For the last few days I was reading the work “WANGKA The Austronesian Canoe Origins” written by Edwin Doran, Jr., with a foreword by Ben R, Finney. While going over the pages I came across a line drawing of a typical Sulu Archipelago double outrigger. The Sulu Archipelago is a chain of islands in the Southwestern Philippines that forms the northern limit of the Celebes Sea and which is predominantly Muslim.

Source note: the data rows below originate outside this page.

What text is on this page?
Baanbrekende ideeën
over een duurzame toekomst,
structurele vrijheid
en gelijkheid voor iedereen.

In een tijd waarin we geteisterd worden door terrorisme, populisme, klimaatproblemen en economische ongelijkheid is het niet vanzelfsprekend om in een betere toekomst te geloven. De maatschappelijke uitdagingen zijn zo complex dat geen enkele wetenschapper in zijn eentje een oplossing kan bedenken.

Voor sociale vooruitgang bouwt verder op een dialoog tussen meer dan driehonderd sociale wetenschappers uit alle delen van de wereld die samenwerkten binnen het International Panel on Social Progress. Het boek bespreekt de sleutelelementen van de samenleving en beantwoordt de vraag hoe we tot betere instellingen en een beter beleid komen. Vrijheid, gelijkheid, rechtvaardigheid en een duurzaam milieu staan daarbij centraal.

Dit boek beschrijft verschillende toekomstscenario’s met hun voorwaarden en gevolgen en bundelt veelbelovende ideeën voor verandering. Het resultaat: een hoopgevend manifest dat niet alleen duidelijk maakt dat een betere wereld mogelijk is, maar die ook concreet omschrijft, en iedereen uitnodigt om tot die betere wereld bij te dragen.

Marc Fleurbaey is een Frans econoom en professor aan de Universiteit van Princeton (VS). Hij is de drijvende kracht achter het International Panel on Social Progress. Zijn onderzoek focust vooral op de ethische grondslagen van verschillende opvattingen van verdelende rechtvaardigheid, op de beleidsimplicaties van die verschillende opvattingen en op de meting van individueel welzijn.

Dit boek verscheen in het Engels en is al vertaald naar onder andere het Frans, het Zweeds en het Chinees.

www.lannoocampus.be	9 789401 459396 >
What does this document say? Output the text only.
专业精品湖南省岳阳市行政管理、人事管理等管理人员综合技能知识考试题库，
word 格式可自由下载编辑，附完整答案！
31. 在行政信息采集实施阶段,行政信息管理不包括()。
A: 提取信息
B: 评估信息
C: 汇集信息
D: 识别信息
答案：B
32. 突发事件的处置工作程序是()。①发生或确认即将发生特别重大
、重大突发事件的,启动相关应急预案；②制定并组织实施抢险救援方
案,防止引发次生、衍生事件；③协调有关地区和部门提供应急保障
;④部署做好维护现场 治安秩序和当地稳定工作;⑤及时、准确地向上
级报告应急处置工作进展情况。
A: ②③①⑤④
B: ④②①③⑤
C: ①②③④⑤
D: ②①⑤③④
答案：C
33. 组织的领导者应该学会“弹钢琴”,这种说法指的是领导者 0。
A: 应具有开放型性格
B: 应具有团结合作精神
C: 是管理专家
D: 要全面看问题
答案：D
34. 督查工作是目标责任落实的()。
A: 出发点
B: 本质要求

For most Filipino a canoe, regardless of its type, is just a “banca”. But the Sulu double outriggers are of the type vinta nardi rigged with spritsails of exceptional beauty. Further study of this particular type of vessel led me to discover, online, copies of 18th Century drawings of more than 280 different type of canoes, whether single or double outriggers, dugouts or double canoes distributed all along the South East Asia, from Taiwan to Malaysia, Vietnam, Thailand, East Timor, the Philippines, Borneo, Indonesia, Brunei, Java, Bali, Singapore, Orchid Island. That multitude of canoes and the familiar sight of their outriggers and floats, not mentioning common words used by the Tao of Orchid Island and Maori in New Zealand, cannot but live you with the undeniable impression that the Polynesian, Micronesian and Melanesian have all their origin in South East Asia.
Over the last 20 years I did build up a large collection of books, archival papers and photos about Oceanic and Austronesian canoes but little did I expect to be able to add another 280 drawings . I cannot wait to replicate some of them, in particular the Sulu type canoe.